No, they don’t design the chip with these numbers in mind. The marketing department picks the number they want based on how they want customers to think about the chip, and which competitors they want you to compare it against. They just plug in whatever numbers are needed into the formula so that the number comes out how they want it.
That seems a little too cynical. It matters how a customer might use a chip, such as the type of cooling that would be expected in a typical system using that model, and that's informed by the advertised specifications. Base clocks and the amount of SRAM also figure into TDP. No doubt there are completely arbitrary aspects to TDP driven purely by profit-focused market segmentation, but it's not just that.
That said, it's definitely very frustrating as someone who does the occasional server build. Not only does TDP not reflect minimum or maximum power draw for a CPU package itself, but it's also completely divorced from power draw for the chipset(s), NICs, BMCs (ugh), etc, not to mention how the vendor BIOS/firmware throttles everything, and so TDP can be wildly different from power draw at the outlet. The past 5 years have kind of sucked for homelab builders. The Xeon E3 years were probably peak CPU and full-system power efficiency when accounting for long idle times. Can you get there with modern AMD and Intel chips? Maybe. Depends on who you ask and when. Even with identical CPUs, differences in motherboard vendor, BIOS settings, and even kernel can result in drastically different (as in 2-3x) reported idle power draw.

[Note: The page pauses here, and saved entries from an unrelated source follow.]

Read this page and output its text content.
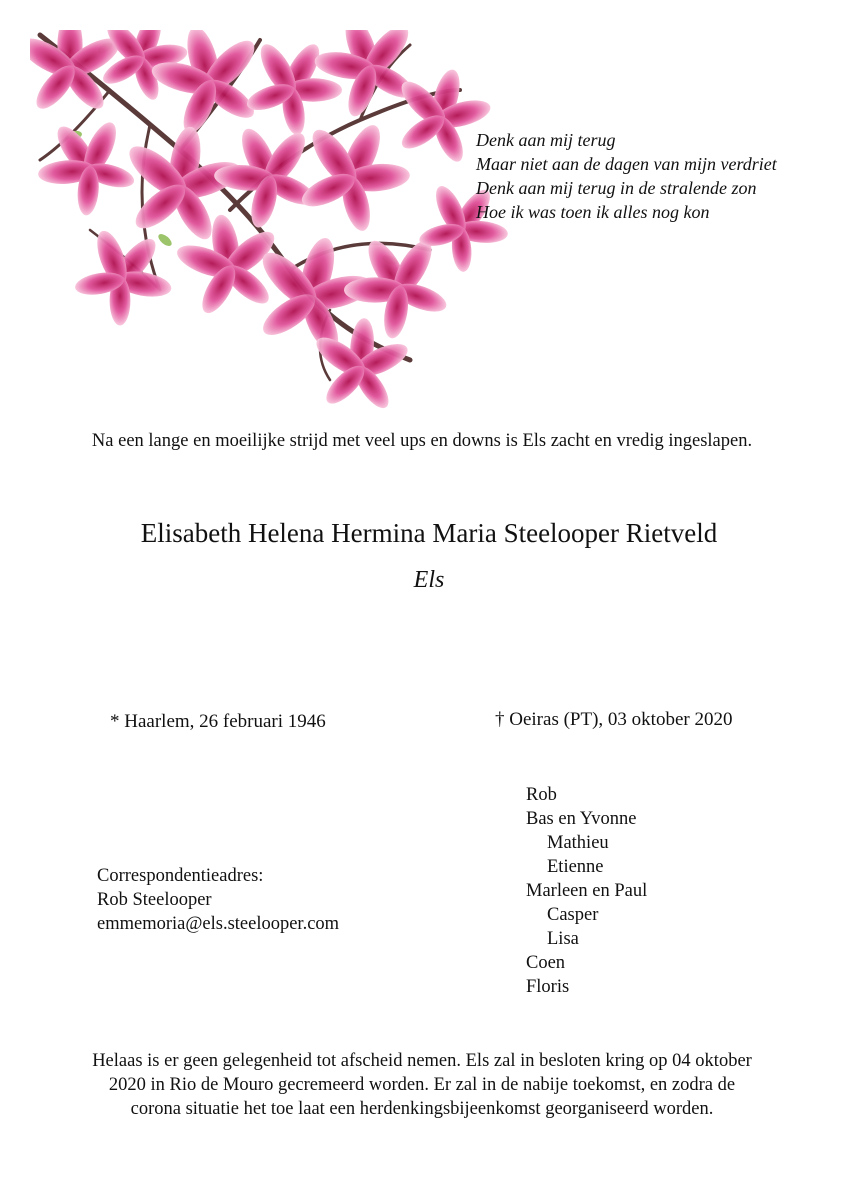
Denk aan mij terug
Maar niet aan de dagen van mijn verdriet
Denk aan mij terug in de stralende zon
Hoe ik was toen ik alles nog kon
Na een lange en moeilijke strijd met veel ups en downs is Els zacht en vredig ingeslapen.
Elisabeth Helena Hermina Maria Steelooper Rietveld
Els
* Haarlem, 26 februari 1946	† Oeiras (PT), 03 oktober 2020
Correspondentieadres:
Rob Steelooper
emmemoria@els.steelooper.com
Rob
Bas en Yvonne
Mathieu
Etienne
Marleen en Paul
Casper
Lisa
Coen
Floris
Helaas is er geen gelegenheid tot afscheid nemen. Els zal in besloten kring op 04 oktober
2020 in Rio de Mouro gecremeerd worden. Er zal in de nabije toekomst, en zodra de
corona situatie het toe laat een herdenkingsbijeenkomst georganiseerd worden.
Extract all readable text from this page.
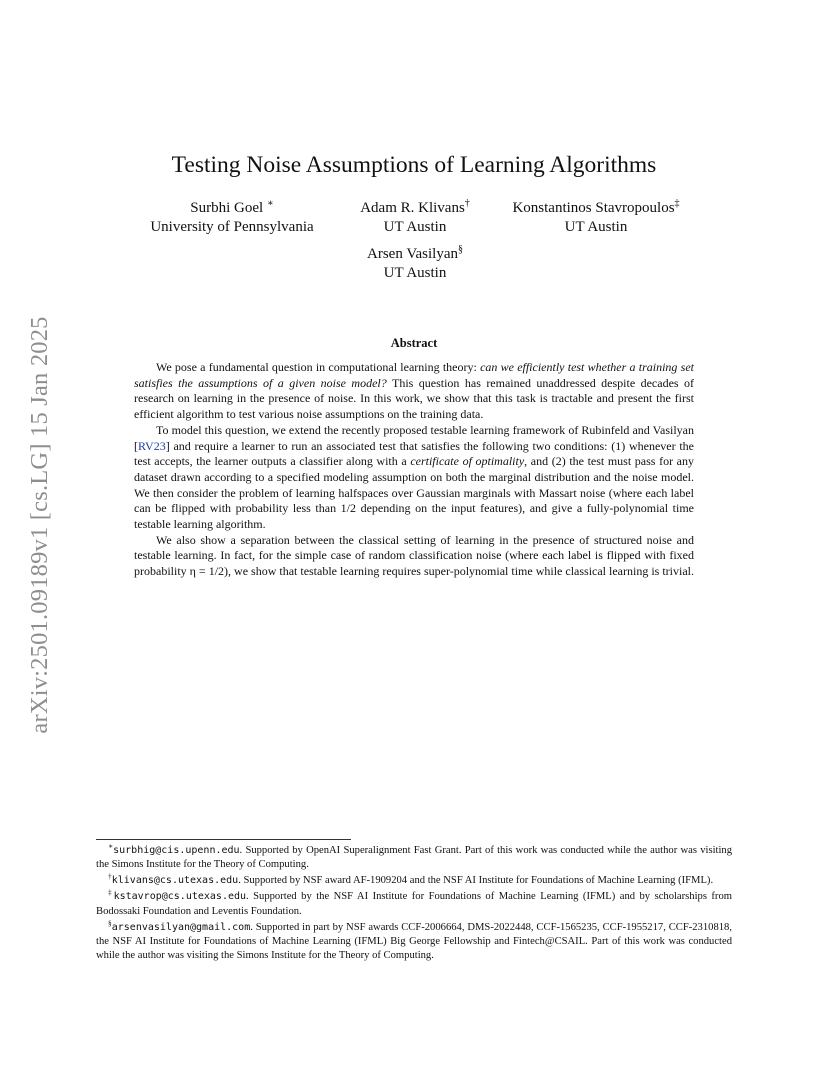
arXiv:2501.09189v1 [cs.LG] 15 Jan 2025
Testing Noise Assumptions of Learning Algorithms
Surbhi Goel ∗
University of Pennsylvania
Adam R. Klivans†
UT Austin
Konstantinos Stavropoulos‡
UT Austin
Arsen Vasilyan§
UT Austin
Abstract

We pose a fundamental question in computational learning theory: can we efficiently test whether a training set satisfies the assumptions of a given noise model? This question has remained unaddressed despite decades of research on learning in the presence of noise. In this work, we show that this task is tractable and present the first efficient algorithm to test various noise assumptions on the training data.

To model this question, we extend the recently proposed testable learning framework of Rubinfeld and Vasilyan [RV23] and require a learner to run an associated test that satisfies the following two conditions: (1) whenever the test accepts, the learner outputs a classifier along with a certificate of optimality, and (2) the test must pass for any dataset drawn according to a specified modeling assumption on both the marginal distribution and the noise model. We then consider the problem of learning halfspaces over Gaussian marginals with Massart noise (where each label can be flipped with probability less than 1/2 depending on the input features), and give a fully-polynomial time testable learning algorithm.

We also show a separation between the classical setting of learning in the presence of structured noise and testable learning. In fact, for the simple case of random classification noise (where each label is flipped with fixed probability η = 1/2), we show that testable learning requires super-polynomial time while classical learning is trivial.

∗surbhig@cis.upenn.edu. Supported by OpenAI Superalignment Fast Grant. Part of this work was conducted while the author was visiting the Simons Institute for the Theory of Computing.

†klivans@cs.utexas.edu. Supported by NSF award AF-1909204 and the NSF AI Institute for Foundations of Machine Learning (IFML).

‡kstavrop@cs.utexas.edu. Supported by the NSF AI Institute for Foundations of Machine Learning (IFML) and by scholarships from Bodossaki Foundation and Leventis Foundation.

§arsenvasilyan@gmail.com. Supported in part by NSF awards CCF-2006664, DMS-2022448, CCF-1565235, CCF-1955217, CCF-2310818, the NSF AI Institute for Foundations of Machine Learning (IFML) Big George Fellowship and Fintech@CSAIL. Part of this work was conducted while the author was visiting the Simons Institute for the Theory of Computing.
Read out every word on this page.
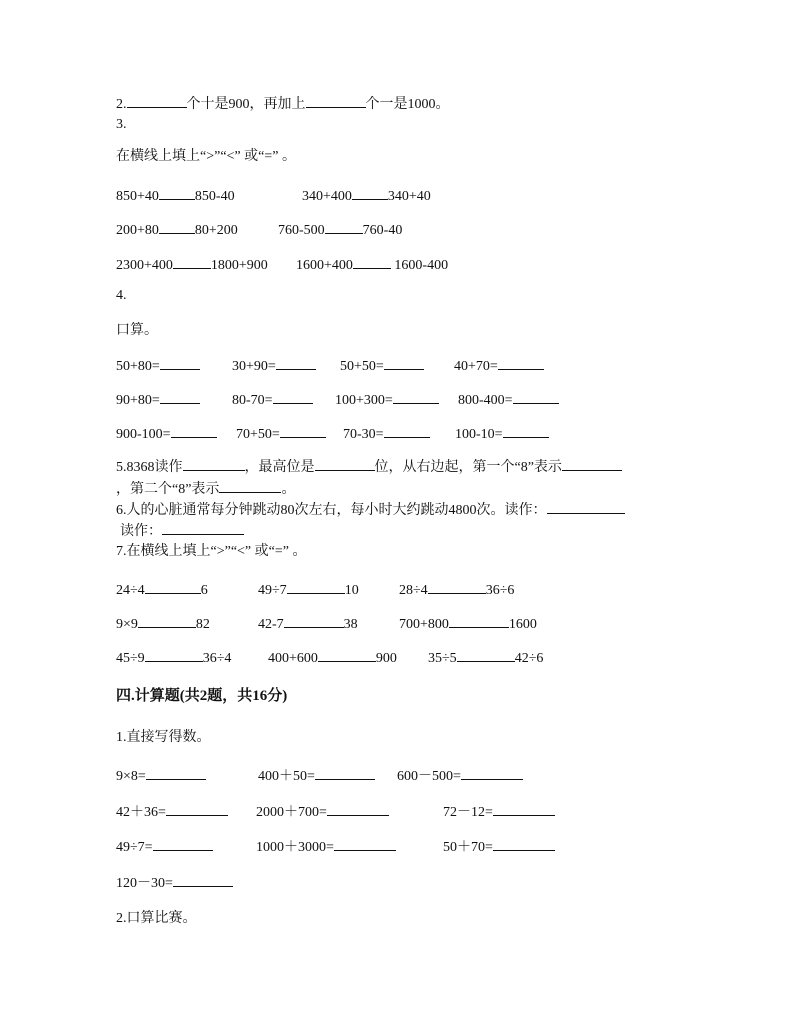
2.	个十是900，再加上	个一是1000。
3.
在横线上填上“>”“<” 或“=” 。
850+40	850-40	340+400	340+40
200+80	80+200	760-500	760-40
2300+400	1800+900 1600+400	1600-400
4.
口算。
50+80=	30+90=	50+50=	40+70=
90+80=	80-70=	100+300=	800-400=
900-100=	70+50=	70-30=	100-10=
5.8368读作	，最高位是	位，从右边起，第一个“8”表示
，第二个“8”表示	。
6.人的心脏通常每分钟跳动80次左右，每小时大约跳动4800次。读作：
读作：
7.在横线上填上“>”“<” 或“=” 。
24÷4	6	49÷7	10	28÷4	36÷6
9×9	82	42-7	38	700+800	1600
45÷9	36÷4	400+600	900 35÷5	42÷6
四.计算题(共2题，共16分)
1.直接写得数。
9×8=	400＋50=	600－500=
42＋36=	2000＋700=	72－12=
49÷7=	1000＋3000=	50＋70=
120－30=
2.口算比赛。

No, clock speed and cache have nothing to do with TDP. AMD uses a simple formula to calculate TDP. It is the temperature of the IHS minus the air temperature measured at the cpu cooler’s intake fan, divided by a conversion faction in °C/W.
But they don’t use real temperatures from real systems. They just make up a different set of temperatures for each CPU that they sell, so that the TDP comes out to the number that they want. The formula doesn’t even mean anything, in real physical terms.
I agree that predicting power usage is far more difficult than it should be. The real power usage of the CPU is dependent on the temperature too, since the colder you can make the CPU the more power it will voluntarily use (it just raises the clock multiplier until it measures the temperature of the CPU rising without leveling off). And as you said there are a bunch of other factors as well.
> The formula doesn’t even mean anything, in real physical terms.
From your description the formula is how you would calculate the power for which a certain heatsink at a given ambient temperature would result in the specified IHS temperature.
The °C/W number is not a conversion factor but the thermal resistance[1] of the heatsink & paste, that is a physical property.
So unless I misunderstood you it's very much something real in physical terms.
It might be a useful formula _if_ the numbers were real. Note that when AMD tells you that a 9900X cpu is has a 120W TDP, that's because they picked three numbers to plug into that formula that result in 120 popping out. They picked the result of 120 first, and then found numbers to put into the formula so that it gives you that result.
But the reason I say that it’s physically meaningless is that real heat dissipation is strongly temperature dependent. The thermal conductivity of a heatsink goes up as the temperature goes up because heat is more effectively transferred into the air at higher temperatures.
>The marketing department picks the number they want based on how they want customers to think about the chip, and which competitors they want you to compare it against. They just plug in whatever numbers are needed into the formula so that the number comes out how they want it.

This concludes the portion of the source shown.